Savvas Kalenderidis revient sur les opérations des services secrets turcs en France et en Europe et leurs liens avec les services secrets d’extrême droite.
Officier de réserve de l’armée hellénique et co-auteur, avec Konstantinos Pikramenos, de Millî Istihbarat Teskilati (MIT): The Turkish Secret Services. War on All Fronts (Va Éditions, 2021) Savvas Kalenderidis a servi à Izmir, en Turquie, pendant six ans.

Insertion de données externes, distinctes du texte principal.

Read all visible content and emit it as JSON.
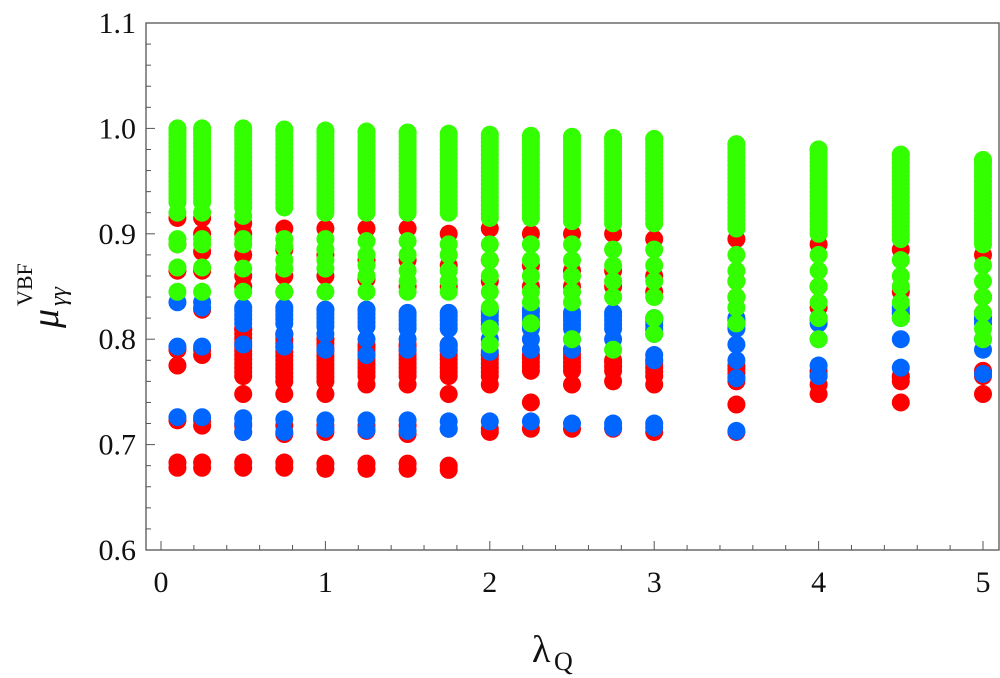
{
  "chart_data": {
    "type": "scatter",
    "title": "",
    "xlabel": {
      "main": "λ",
      "sub": "Q"
    },
    "ylabel": {
      "main": "μ",
      "sub": "γγ",
      "sup": "VBF"
    },
    "xlim": [
      -0.09,
      5.1
    ],
    "ylim": [
      0.6,
      1.1
    ],
    "xticks": [
      "0",
      "1",
      "2",
      "3",
      "4",
      "5"
    ],
    "yticks": [
      "0.6",
      "0.7",
      "0.8",
      "0.9",
      "1.0",
      "1.1"
    ],
    "grid": false,
    "legend": "none",
    "series": [
      {
        "name": "red",
        "color": "#ff0000",
        "columns": [
          {
            "x": 0.1,
            "ranges": [],
            "points": [
              0.915,
              0.89,
              0.865,
              0.79,
              0.775,
              0.723,
              0.683,
              0.678
            ]
          },
          {
            "x": 0.25,
            "ranges": [],
            "points": [
              0.915,
              0.9,
              0.883,
              0.865,
              0.828,
              0.79,
              0.785,
              0.723,
              0.718,
              0.683,
              0.678
            ]
          },
          {
            "x": 0.5,
            "ranges": [
              [
                0.765,
                0.81
              ]
            ],
            "points": [
              0.91,
              0.9,
              0.88,
              0.86,
              0.85,
              0.748,
              0.718,
              0.712,
              0.683,
              0.678
            ]
          },
          {
            "x": 0.75,
            "ranges": [
              [
                0.76,
                0.805
              ]
            ],
            "points": [
              0.905,
              0.885,
              0.86,
              0.845,
              0.748,
              0.718,
              0.71,
              0.683,
              0.678
            ]
          },
          {
            "x": 1,
            "ranges": [
              [
                0.76,
                0.8
              ]
            ],
            "points": [
              0.905,
              0.88,
              0.86,
              0.748,
              0.718,
              0.712,
              0.682,
              0.677
            ]
          },
          {
            "x": 1.25,
            "ranges": [
              [
                0.765,
                0.795
              ]
            ],
            "points": [
              0.905,
              0.875,
              0.857,
              0.757,
              0.718,
              0.713,
              0.682,
              0.677
            ]
          },
          {
            "x": 1.5,
            "ranges": [
              [
                0.765,
                0.795
              ]
            ],
            "points": [
              0.905,
              0.875,
              0.85,
              0.757,
              0.718,
              0.71,
              0.682,
              0.677
            ]
          },
          {
            "x": 1.75,
            "ranges": [
              [
                0.765,
                0.795
              ]
            ],
            "points": [
              0.9,
              0.87,
              0.85,
              0.748,
              0.715,
              0.68,
              0.676
            ]
          },
          {
            "x": 2,
            "ranges": [
              [
                0.765,
                0.785
              ]
            ],
            "points": [
              0.905,
              0.875,
              0.855,
              0.757,
              0.715,
              0.712
            ]
          },
          {
            "x": 2.25,
            "ranges": [
              [
                0.77,
                0.785
              ]
            ],
            "points": [
              0.9,
              0.87,
              0.85,
              0.74,
              0.715
            ]
          },
          {
            "x": 2.5,
            "ranges": [
              [
                0.77,
                0.79
              ]
            ],
            "points": [
              0.9,
              0.865,
              0.85,
              0.757,
              0.715
            ]
          },
          {
            "x": 2.75,
            "ranges": [
              [
                0.77,
                0.78
              ]
            ],
            "points": [
              0.9,
              0.865,
              0.85,
              0.76,
              0.715
            ]
          },
          {
            "x": 3,
            "ranges": [
              [
                0.765,
                0.78
              ]
            ],
            "points": [
              0.895,
              0.86,
              0.845,
              0.757,
              0.712
            ]
          },
          {
            "x": 3.5,
            "ranges": [
              [
                0.76,
                0.775
              ]
            ],
            "points": [
              0.895,
              0.855,
              0.84,
              0.738,
              0.712
            ]
          },
          {
            "x": 4,
            "ranges": [
              [
                0.765,
                0.77
              ]
            ],
            "points": [
              0.89,
              0.85,
              0.83,
              0.757,
              0.748
            ]
          },
          {
            "x": 4.5,
            "ranges": [
              [
                0.76,
                0.765
              ]
            ],
            "points": [
              0.885,
              0.845,
              0.825,
              0.74
            ]
          },
          {
            "x": 5,
            "ranges": [
              [
                0.765,
                0.77
              ]
            ],
            "points": [
              0.88,
              0.84,
              0.825,
              0.748
            ]
          }
        ]
      },
      {
        "name": "blue",
        "color": "#0066ff",
        "columns": [
          {
            "x": 0.1,
            "ranges": [],
            "points": [
              0.835,
              0.793,
              0.726
            ]
          },
          {
            "x": 0.25,
            "ranges": [],
            "points": [
              0.835,
              0.83,
              0.793,
              0.726
            ]
          },
          {
            "x": 0.5,
            "ranges": [
              [
                0.815,
                0.83
              ]
            ],
            "points": [
              0.795,
              0.725,
              0.72,
              0.712
            ]
          },
          {
            "x": 0.75,
            "ranges": [
              [
                0.815,
                0.83
              ]
            ],
            "points": [
              0.805,
              0.793,
              0.724,
              0.712
            ]
          },
          {
            "x": 1,
            "ranges": [
              [
                0.812,
                0.828
              ]
            ],
            "points": [
              0.805,
              0.79,
              0.723,
              0.715
            ]
          },
          {
            "x": 1.25,
            "ranges": [
              [
                0.812,
                0.828
              ]
            ],
            "points": [
              0.8,
              0.785,
              0.723,
              0.714
            ]
          },
          {
            "x": 1.5,
            "ranges": [
              [
                0.81,
                0.825
              ]
            ],
            "points": [
              0.8,
              0.79,
              0.723,
              0.713
            ]
          },
          {
            "x": 1.75,
            "ranges": [
              [
                0.81,
                0.825
              ]
            ],
            "points": [
              0.795,
              0.79,
              0.722,
              0.715
            ]
          },
          {
            "x": 2,
            "ranges": [
              [
                0.81,
                0.828
              ]
            ],
            "points": [
              0.8,
              0.788,
              0.722
            ]
          },
          {
            "x": 2.25,
            "ranges": [
              [
                0.81,
                0.828
              ]
            ],
            "points": [
              0.8,
              0.79,
              0.722
            ]
          },
          {
            "x": 2.5,
            "ranges": [
              [
                0.81,
                0.825
              ]
            ],
            "points": [
              0.8,
              0.79,
              0.72
            ]
          },
          {
            "x": 2.75,
            "ranges": [
              [
                0.81,
                0.825
              ]
            ],
            "points": [
              0.8,
              0.72,
              0.716
            ]
          },
          {
            "x": 3,
            "ranges": [
              [
                0.805,
                0.82
              ]
            ],
            "points": [
              0.785,
              0.78,
              0.72,
              0.716
            ]
          },
          {
            "x": 3.5,
            "ranges": [
              [
                0.81,
                0.82
              ]
            ],
            "points": [
              0.795,
              0.78,
              0.763,
              0.713
            ]
          },
          {
            "x": 4,
            "ranges": [
              [
                0.815,
                0.82
              ]
            ],
            "points": [
              0.8,
              0.775,
              0.765
            ]
          },
          {
            "x": 4.5,
            "ranges": [
              [
                0.82,
                0.83
              ]
            ],
            "points": [
              0.8,
              0.773
            ]
          },
          {
            "x": 5,
            "ranges": [
              [
                0.815,
                0.82
              ]
            ],
            "points": [
              0.8,
              0.79,
              0.767
            ]
          }
        ]
      },
      {
        "name": "green",
        "color": "#33ff00",
        "columns": [
          {
            "x": 0.1,
            "ranges": [
              [
                0.93,
                1.0
              ]
            ],
            "points": [
              0.92,
              0.895,
              0.89,
              0.868,
              0.845
            ]
          },
          {
            "x": 0.25,
            "ranges": [
              [
                0.93,
                1.0
              ]
            ],
            "points": [
              0.92,
              0.895,
              0.89,
              0.868,
              0.845
            ]
          },
          {
            "x": 0.5,
            "ranges": [
              [
                0.925,
                1.0
              ]
            ],
            "points": [
              0.917,
              0.895,
              0.89,
              0.867,
              0.845
            ]
          },
          {
            "x": 0.75,
            "ranges": [
              [
                0.925,
                0.999
              ]
            ],
            "points": [
              0.895,
              0.888,
              0.875,
              0.867,
              0.845
            ]
          },
          {
            "x": 1,
            "ranges": [
              [
                0.92,
                0.998
              ]
            ],
            "points": [
              0.895,
              0.885,
              0.875,
              0.867,
              0.845
            ]
          },
          {
            "x": 1.25,
            "ranges": [
              [
                0.92,
                0.997
              ]
            ],
            "points": [
              0.893,
              0.88,
              0.87,
              0.86,
              0.845
            ]
          },
          {
            "x": 1.5,
            "ranges": [
              [
                0.92,
                0.996
              ]
            ],
            "points": [
              0.893,
              0.88,
              0.865,
              0.855,
              0.845
            ]
          },
          {
            "x": 1.75,
            "ranges": [
              [
                0.92,
                0.995
              ]
            ],
            "points": [
              0.89,
              0.88,
              0.865,
              0.855,
              0.845
            ]
          },
          {
            "x": 2,
            "ranges": [
              [
                0.915,
                0.994
              ]
            ],
            "points": [
              0.89,
              0.875,
              0.86,
              0.845,
              0.83,
              0.81,
              0.795
            ]
          },
          {
            "x": 2.25,
            "ranges": [
              [
                0.915,
                0.993
              ]
            ],
            "points": [
              0.89,
              0.875,
              0.86,
              0.845,
              0.835,
              0.815
            ]
          },
          {
            "x": 2.5,
            "ranges": [
              [
                0.912,
                0.992
              ]
            ],
            "points": [
              0.89,
              0.875,
              0.86,
              0.845,
              0.835,
              0.8
            ]
          },
          {
            "x": 2.75,
            "ranges": [
              [
                0.91,
                0.991
              ]
            ],
            "points": [
              0.885,
              0.87,
              0.855,
              0.84,
              0.79
            ]
          },
          {
            "x": 3,
            "ranges": [
              [
                0.91,
                0.99
              ]
            ],
            "points": [
              0.885,
              0.87,
              0.855,
              0.84,
              0.82,
              0.805
            ]
          },
          {
            "x": 3.5,
            "ranges": [
              [
                0.905,
                0.985
              ]
            ],
            "points": [
              0.88,
              0.865,
              0.855,
              0.84,
              0.83,
              0.815
            ]
          },
          {
            "x": 4,
            "ranges": [
              [
                0.9,
                0.98
              ]
            ],
            "points": [
              0.88,
              0.865,
              0.85,
              0.835,
              0.82,
              0.8
            ]
          },
          {
            "x": 4.5,
            "ranges": [
              [
                0.895,
                0.975
              ]
            ],
            "points": [
              0.875,
              0.86,
              0.85,
              0.835,
              0.82
            ]
          },
          {
            "x": 5,
            "ranges": [
              [
                0.89,
                0.97
              ]
            ],
            "points": [
              0.87,
              0.855,
              0.84,
              0.825,
              0.81,
              0.8
            ]
          }
        ]
      }
    ]
  }
}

S’adressant à L’Humanité en France, M. Calenderidis parle de «l’ombre de l’agence nationale de renseignement turque MIT émergeant de son enquête sur les meurtres de 2013 et peut-être du 23 décembre 2022 de trois militants kurdes à Paris. «
Le meurtre des trois femmes il y a dix ans a été définitivement commis par le MIT, dit-il. En pratique, lorsqu’une agence de renseignement d’un pays allié mène une telle opération avec trois morts, elle a généralement, sinon la couverture, l’acquiescement de l’agence de renseignement locale. Enfin, le ministre de l’Intérieur Süleyman Soylu n’a laissé aucun doute, comme s’il assumait la responsabilité des tueries, lorsqu’il a déclaré au lendemain de l’assassinat des trois Kurdes à Paris : « Le président Erdogan extirpera tous les terroristes, partout sur terre ».
Quant aux meurtres de la rue d’Enghien, il est peu probable que le tueur aurait attaqué et tué un membre éminent du mouvement kurde sans l’implication de l’État turc, même si le tueur était un suprémaciste français. Ce drame s’est produit le jour où devait se tenir un rassemblement auquel participaient des membres de l’administration pour marquer le dixième anniversaire de l’assassinat des trois militants.
Au cours de la dernière décennie, le MIT, qui a changé sa doctrine opérationnelle qui traite désormais de l’extérieur, a construit un vaste réseau d’agents dans tous les pays européens. Ils agissent ensemble et se concentrent sur les missions diplomatiques et les mosquées du Ditib (Union turco-islamique pour les affaires religieuses).
« Les principales activités sont la collecte d’informations sur les activités des communautés turques à travers l’Europe, principalement des dissidents kurdes, des alévis et des adeptes de Gülen (un mouvement interculturel et interreligieux nommé d’après l’imam Fethullah Gülen, un ancien allié de Recep Tayyip Erdogan – ndlr).
Outre les mosquées islamiques Ditib et les fonctionnaires qui y travaillent, les champs de recrutement des agents du MIT ciblent les clubs nationalistes de la Fédération des loups gris démocrates turcs et d’autres associations culturelles et sportives contrôlées par les consulats locaux. Ces recrues effectuent des missions qui leur sont confiées par des responsables du MIT en poste dans les consulats et les ambassades.
L’objectif reste politique, souligne-t-il : chaque fois que le gouvernement turc en a besoin, il peut les mobiliser pour faire pression sur les pays qui les acceptent.
« Les Loups Gris sont une organisation criminelle para-étatique et paramilitaire totalement contrôlée par les Turcs Profond Condition. À l’étranger, les loups gris sont principalement contrôlés par le réseau de fonctionnaires du MIT servant dans les missions diplomatiques turques. Le président turc Erdogan utilise à la fois le MIT et les loups gris comme outil semi-gouvernemental paramilitaire pour terroriser les citoyens. Tout le monde est conscient de son implication dans le crime organisé et des activités telles que le trafic de drogue, d’armes et de femmes.
Les loups gris sont l’État turc. Le récent meurtre de Sinan Ates à Ankara montre son rôle, déclare M. Kalenderidis, qui poursuit : Ates, qui était capitaine des Loups gris turcs jusqu’en 2020, a fait « l’erreur » de manifester de la sympathie pour Meral Aksener (ancienne ministre de la Turquie) pour montrer l’intérieur – Remarque d. Red.) et le Good Party, fondé par d’anciens agents des Loups Gris. Devlet Bakhceli, leader du Parti d’action nationaliste (MHP), l’expression politique du mouvement, l’a expulsé de l’organisation. Et en guise de punition pour son crime, il a été froidement assassiné à Ankara.
Il est presque impossible, dit M. Kalenderidis, pour le MIT de mener et d’organiser des assassinats et des organisations semi-gouvernementales et paramilitaires en Europe sans au moins la tolérance des services de renseignement locaux.